Additionally, NDVI considers dense vegetation as greenspace, which may not be conducive to active play. However, a recent study evaluated associations between various measures of greenspace and observed the strongest associations between NDVI greenness and both physical activity and obesity (Klompmaker et al., 2018). One study cautioned against using a homogenous greenspace exposure and instead argued for an assessment of the types and qualities of natural environments (Wheeler et al., 2015). Despite this, numerous previous studies have assessed children's exposure to parks, playgrounds, and gardens as a measure of greenspace (Cerin et al., 2016; Cohen et al., 2006; Lachowycz et al., 2012; Roemmich et al., 2006; Schalkwijk et al., 2018; Simen-Kapeu et al., 2010). We also did not examine physical activity that took place in other settings throughout Ensenada and Tijuana. In a recent systematic review, McGrath et al. found that a greater proportion of children's physical activity took place in streets and urban venues, compared to greenspace (McGrath et al., 2015). Thus, it is important to assess geographic locations where greenspaces and outdoor active play may be more limited.

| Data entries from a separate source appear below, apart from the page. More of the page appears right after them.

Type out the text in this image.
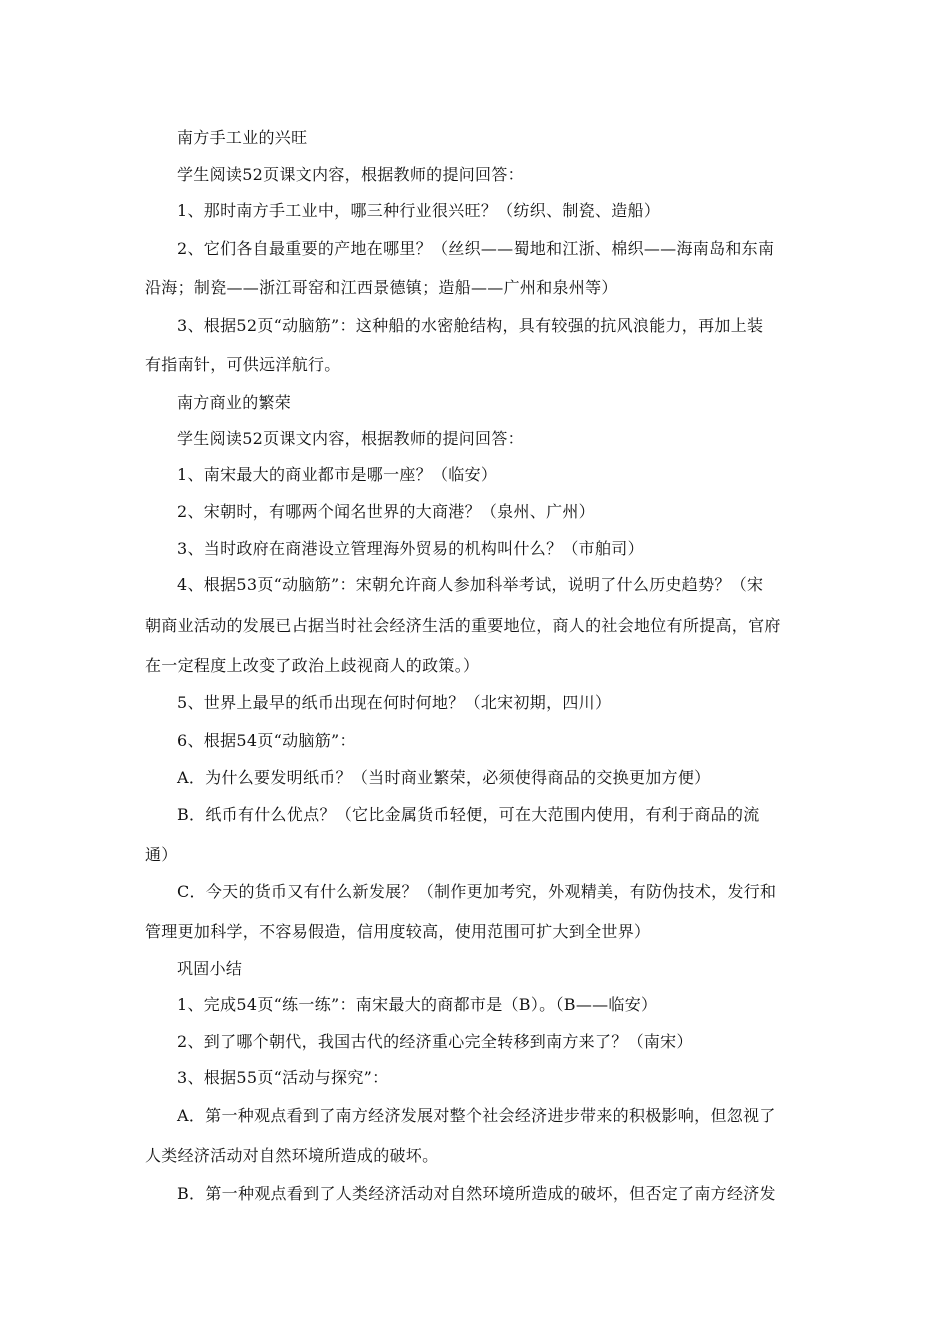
南方手工业的兴旺
学生阅读52页课文内容，根据教师的提问回答：
1、那时南方手工业中，哪三种行业很兴旺？（纺织、制瓷、造船）
2、它们各自最重要的产地在哪里？（丝织——蜀地和江浙、棉织——海南岛和东南
沿海；制瓷——浙江哥窑和江西景德镇；造船——广州和泉州等）
3、根据52页“动脑筋”：这种船的水密舱结构，具有较强的抗风浪能力，再加上装
有指南针，可供远洋航行。
南方商业的繁荣
学生阅读52页课文内容，根据教师的提问回答：
1、南宋最大的商业都市是哪一座？（临安）
2、宋朝时，有哪两个闻名世界的大商港？（泉州、广州）
3、当时政府在商港设立管理海外贸易的机构叫什么？（市舶司）
4、根据53页“动脑筋”：宋朝允许商人参加科举考试，说明了什么历史趋势？（宋
朝商业活动的发展已占据当时社会经济生活的重要地位，商人的社会地位有所提高，官府
在一定程度上改变了政治上歧视商人的政策。）
5、世界上最早的纸币出现在何时何地？（北宋初期，四川）
6、根据54页“动脑筋”：
A．为什么要发明纸币？（当时商业繁荣，必须使得商品的交换更加方便）
B．纸币有什么优点？（它比金属货币轻便，可在大范围内使用，有利于商品的流
通）
C．今天的货币又有什么新发展？（制作更加考究，外观精美，有防伪技术，发行和
管理更加科学，不容易假造，信用度较高，使用范围可扩大到全世界）
巩固小结
1、完成54页“练一练”：南宋最大的商都市是（B）。（B——临安）
2、到了哪个朝代，我国古代的经济重心完全转移到南方来了？（南宋）
3、根据55页“活动与探究”：
A．第一种观点看到了南方经济发展对整个社会经济进步带来的积极影响，但忽视了
人类经济活动对自然环境所造成的破坏。
B．第一种观点看到了人类经济活动对自然环境所造成的破坏，但否定了南方经济发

Moreover, we were not able to assess children's exposure to blue space like lakes, rivers, and oceans. Blue space has been defined previously by Foley and Kistemann (2015) as health-enabling places and spaces, where water is at the center, for the promotion of wellbeing. Researchers are beginning to examine proximity to water and its relation to physical activity and childhood obesity (White et al., 2014; Wood et al., 2016). For example, Wood et al. found that coastal proximity was associated with lower rates of obesity in adults for rural areas and small towns, but not for larger urban cities (Wood et al., 2016). In our study, children living in Ensenada, a coastal city, may have engaged in physical activity in and around Bahía de Todos Santos—an inlet of the Pacific Ocean. However, we were not able to capture time children spent in blue space. We used an activity monitor to measure physical activity and a GPS device that were not water resistant, and thus, instructed children to remove them prior to swimming or bathing. In future studies, researchers could use water-resistant or waterproof devices to assess the association between blue space and physical activity or obesity in children living in coastal cities, such as Ensenada.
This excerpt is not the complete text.